WASHINGTON, DC— Congresswoman Rosa DeLauro (D-CT) today outlined her concerns over accelerated drug approval in a letter to Food and Drug Administration (FDA) Commissioner Margaret Hamburg. She also asked Hamburg for details on device safety to ensure that women and families can rely on safe and effective drugs and medical devices that improve health and wellness. DeLauro is a former chairwoman of the subcommittee responsible for funding the FDA.
“Last year, the FDA began discussing an Alternative Approval Pathway for Certain Drugs Intended to Address Unmet Medical Need,” DeLauro wrote. “Under these new guidelines, the FDA lowers the standard from two well-designed controlled clinical trials to one smaller study that may not necessarily measure a meaningful health outcome. In addition, if the FDA permits smaller sample sizes, it would not be feasible to conduct subgroup analyses for safety and efficacy in women and men, in different racial and ethnic groups, or across age. It would also not be possible to determine the appropriate dosages for these different groups. This information is essential for prescribers and patients.”

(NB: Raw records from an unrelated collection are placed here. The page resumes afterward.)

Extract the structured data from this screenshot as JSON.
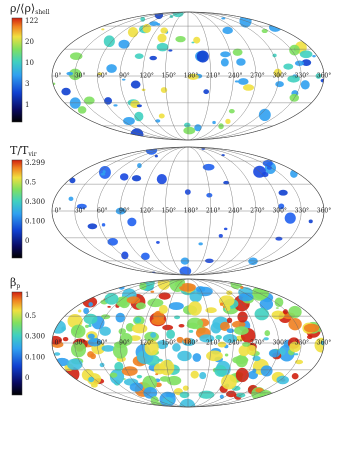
{
  "panels": [
    {
      "label": "ρ/⟨ρ⟩",
      "label_sub": "shell",
      "colorbar_ticks": [
        "122",
        "20",
        "10",
        "3",
        "1"
      ]
    },
    {
      "label": "T/T",
      "label_sub": "vir",
      "colorbar_ticks": [
        "3.299",
        "0.5",
        "0.300",
        "0.100",
        "0"
      ]
    },
    {
      "label": "β",
      "label_sub": "p",
      "colorbar_ticks": [
        "1",
        "0.5",
        "0.300",
        "0.100",
        "0"
      ]
    }
  ],
  "longitude_labels": [
    "0°",
    "30°",
    "60°",
    "90°",
    "120°",
    "150°",
    "180°",
    "210°",
    "240°",
    "270°",
    "300°",
    "330°",
    "360°"
  ]
}
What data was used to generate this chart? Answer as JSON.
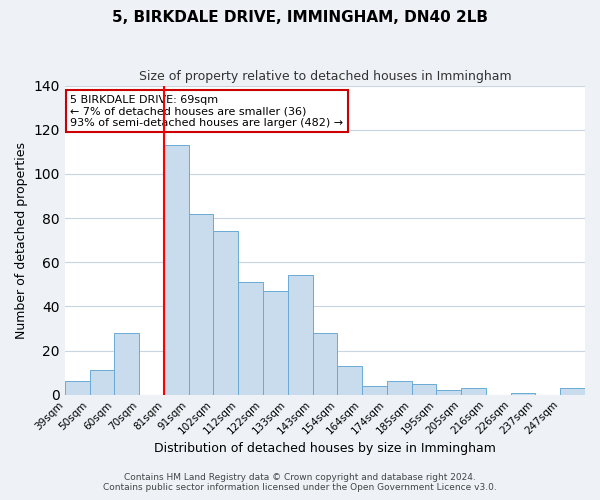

Concerns were raised after a tuberculosis drug, Situro, was approved through an accelerated approval pathway although patients are five times more likely to die while taking the drug. Accelerated drug approval often pushes drugs through short, limited clinical trials that do not measure overall patient health and wellness. Further, as DeLauro outlined in her letter, the small limited trials found in accelerated approval often fail to include women and minorities, leaving these subpopulations unrepresented and vulnerable.
“The FDA has a high level of regulatory authority and discretion over medical device classification and drug approval methods,” DeLauro said in a statement accompanying the letter. “The public trusts in FDA to ensure that drugs and medical devices are both safe and effective. Public health and wellness has been, and should continue to be, the primary focus of the FDA.”